The word “insurtech” is a combination of “insurance” and “technology.” True to its name, insurtech focuses on the intersection between the insurance business and technological tools used to shape and enhance that business. Insurance companies have been interested in applying new technologies to their work for centuries. In recent years, insurance companies have embraced the Internet, mobile apps, and similar tools for distribution and claims.
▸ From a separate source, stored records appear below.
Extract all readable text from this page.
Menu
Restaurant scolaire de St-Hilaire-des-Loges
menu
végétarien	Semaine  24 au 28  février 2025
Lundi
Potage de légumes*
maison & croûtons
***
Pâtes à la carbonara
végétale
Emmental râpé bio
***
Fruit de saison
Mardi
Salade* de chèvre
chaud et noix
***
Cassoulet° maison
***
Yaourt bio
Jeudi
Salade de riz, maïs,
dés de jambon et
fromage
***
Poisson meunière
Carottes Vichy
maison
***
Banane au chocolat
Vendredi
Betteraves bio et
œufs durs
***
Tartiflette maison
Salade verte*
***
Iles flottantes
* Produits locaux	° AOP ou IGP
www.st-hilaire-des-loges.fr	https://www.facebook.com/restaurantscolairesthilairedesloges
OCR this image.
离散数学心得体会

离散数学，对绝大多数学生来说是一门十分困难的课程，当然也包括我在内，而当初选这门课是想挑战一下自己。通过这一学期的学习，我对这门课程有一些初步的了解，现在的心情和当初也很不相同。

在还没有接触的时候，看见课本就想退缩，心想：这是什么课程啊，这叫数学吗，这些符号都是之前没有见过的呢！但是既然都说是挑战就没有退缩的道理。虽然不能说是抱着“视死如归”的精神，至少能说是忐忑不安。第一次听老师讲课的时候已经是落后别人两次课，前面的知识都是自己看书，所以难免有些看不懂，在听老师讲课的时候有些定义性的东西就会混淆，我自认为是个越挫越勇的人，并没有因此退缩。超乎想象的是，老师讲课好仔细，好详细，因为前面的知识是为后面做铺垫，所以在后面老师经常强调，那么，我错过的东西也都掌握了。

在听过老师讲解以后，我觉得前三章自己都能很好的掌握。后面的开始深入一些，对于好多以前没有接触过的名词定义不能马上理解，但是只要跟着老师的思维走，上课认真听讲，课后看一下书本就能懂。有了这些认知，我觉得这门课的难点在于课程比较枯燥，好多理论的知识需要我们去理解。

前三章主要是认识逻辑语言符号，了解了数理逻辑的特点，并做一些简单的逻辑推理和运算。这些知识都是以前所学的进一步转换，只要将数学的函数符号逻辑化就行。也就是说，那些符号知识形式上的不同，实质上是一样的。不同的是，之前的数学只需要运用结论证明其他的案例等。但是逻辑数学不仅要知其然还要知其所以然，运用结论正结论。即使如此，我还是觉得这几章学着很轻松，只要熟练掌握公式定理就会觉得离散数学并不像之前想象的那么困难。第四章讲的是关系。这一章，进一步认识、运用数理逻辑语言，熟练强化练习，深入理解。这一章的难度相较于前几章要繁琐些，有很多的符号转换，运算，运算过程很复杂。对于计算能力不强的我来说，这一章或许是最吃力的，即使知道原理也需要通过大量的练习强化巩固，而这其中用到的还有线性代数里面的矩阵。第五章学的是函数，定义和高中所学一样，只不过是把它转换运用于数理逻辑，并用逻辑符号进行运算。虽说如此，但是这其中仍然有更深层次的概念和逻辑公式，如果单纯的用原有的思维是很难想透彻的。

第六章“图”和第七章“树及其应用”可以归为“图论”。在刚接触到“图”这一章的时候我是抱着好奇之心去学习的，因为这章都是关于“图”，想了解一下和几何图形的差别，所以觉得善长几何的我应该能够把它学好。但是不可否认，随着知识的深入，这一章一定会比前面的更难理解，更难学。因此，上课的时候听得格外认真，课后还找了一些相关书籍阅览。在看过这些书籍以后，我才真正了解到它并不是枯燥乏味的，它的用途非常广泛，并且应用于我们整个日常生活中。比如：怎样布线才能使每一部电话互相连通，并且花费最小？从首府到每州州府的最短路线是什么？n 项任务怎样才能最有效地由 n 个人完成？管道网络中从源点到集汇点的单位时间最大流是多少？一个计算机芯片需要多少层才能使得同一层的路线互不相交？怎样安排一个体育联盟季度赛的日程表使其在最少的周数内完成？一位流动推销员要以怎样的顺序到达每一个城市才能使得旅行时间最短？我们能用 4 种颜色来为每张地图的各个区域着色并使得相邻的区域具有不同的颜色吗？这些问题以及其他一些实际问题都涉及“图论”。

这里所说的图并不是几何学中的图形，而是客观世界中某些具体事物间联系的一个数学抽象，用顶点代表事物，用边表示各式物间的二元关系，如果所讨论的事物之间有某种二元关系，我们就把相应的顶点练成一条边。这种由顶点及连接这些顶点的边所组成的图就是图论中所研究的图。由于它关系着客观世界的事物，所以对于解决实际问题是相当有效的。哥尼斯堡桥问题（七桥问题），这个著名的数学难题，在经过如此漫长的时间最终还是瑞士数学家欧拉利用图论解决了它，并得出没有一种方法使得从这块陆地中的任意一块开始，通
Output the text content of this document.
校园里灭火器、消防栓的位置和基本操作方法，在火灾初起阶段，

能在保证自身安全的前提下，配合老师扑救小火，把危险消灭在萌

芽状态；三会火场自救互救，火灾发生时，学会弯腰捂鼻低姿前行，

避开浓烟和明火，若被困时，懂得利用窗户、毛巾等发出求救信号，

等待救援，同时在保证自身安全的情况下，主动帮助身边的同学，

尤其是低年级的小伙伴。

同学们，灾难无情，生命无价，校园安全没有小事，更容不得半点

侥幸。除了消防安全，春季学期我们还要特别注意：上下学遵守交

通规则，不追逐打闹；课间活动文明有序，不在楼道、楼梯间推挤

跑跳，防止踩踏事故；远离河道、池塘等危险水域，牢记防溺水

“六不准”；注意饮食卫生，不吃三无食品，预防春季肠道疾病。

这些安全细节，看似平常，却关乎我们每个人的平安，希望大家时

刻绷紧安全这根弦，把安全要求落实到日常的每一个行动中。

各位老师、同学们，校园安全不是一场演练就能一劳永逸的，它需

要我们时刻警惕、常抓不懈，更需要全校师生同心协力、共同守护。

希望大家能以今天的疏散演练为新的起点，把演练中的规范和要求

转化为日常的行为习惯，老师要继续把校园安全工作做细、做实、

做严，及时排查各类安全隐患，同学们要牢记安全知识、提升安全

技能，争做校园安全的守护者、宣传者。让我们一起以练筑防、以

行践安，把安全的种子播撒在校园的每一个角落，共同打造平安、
Insurtech isn’t merely a promise of the future – it’s a present reality. Insurance distribution relies on insurtech in the form of agent, broker, and customer platforms, APIs and other tools that de-silo insurance company efforts, and even videoconferencing to hold remote meetings between agents and customers. In claims, the use of insurtech includes not only digital platforms and data analysis but also more concrete tech tools. For instance, some claims adjusters rely heavily on drones to survey sites and gather information about losses. Even underwriters are relying on insurtech to improve their work. Today’s AI and machine learning tools allow for more targeted underwriting and the use of alternate forms of coverage, such as parametric insurance policies.
A Look at the Future
Insurance technology is changing rapidly. As it does, it affects the work agents, brokers, and carriers do. In the coming years, insurance professionals can expect AI to streamline many of the once-tedious aspects of their work, such as filling out forms. Automated platforms can ensure that customer information like names and addresses transfers seamlessly from one form to the next. For claims adjusters, AI and similar tools can help pinpoint the nature and amount of losses as well as reducing time spent on paperwork. These tools free up insurance professionals to focus on aspects of the job tech can’t do – like building personal relationships with customers.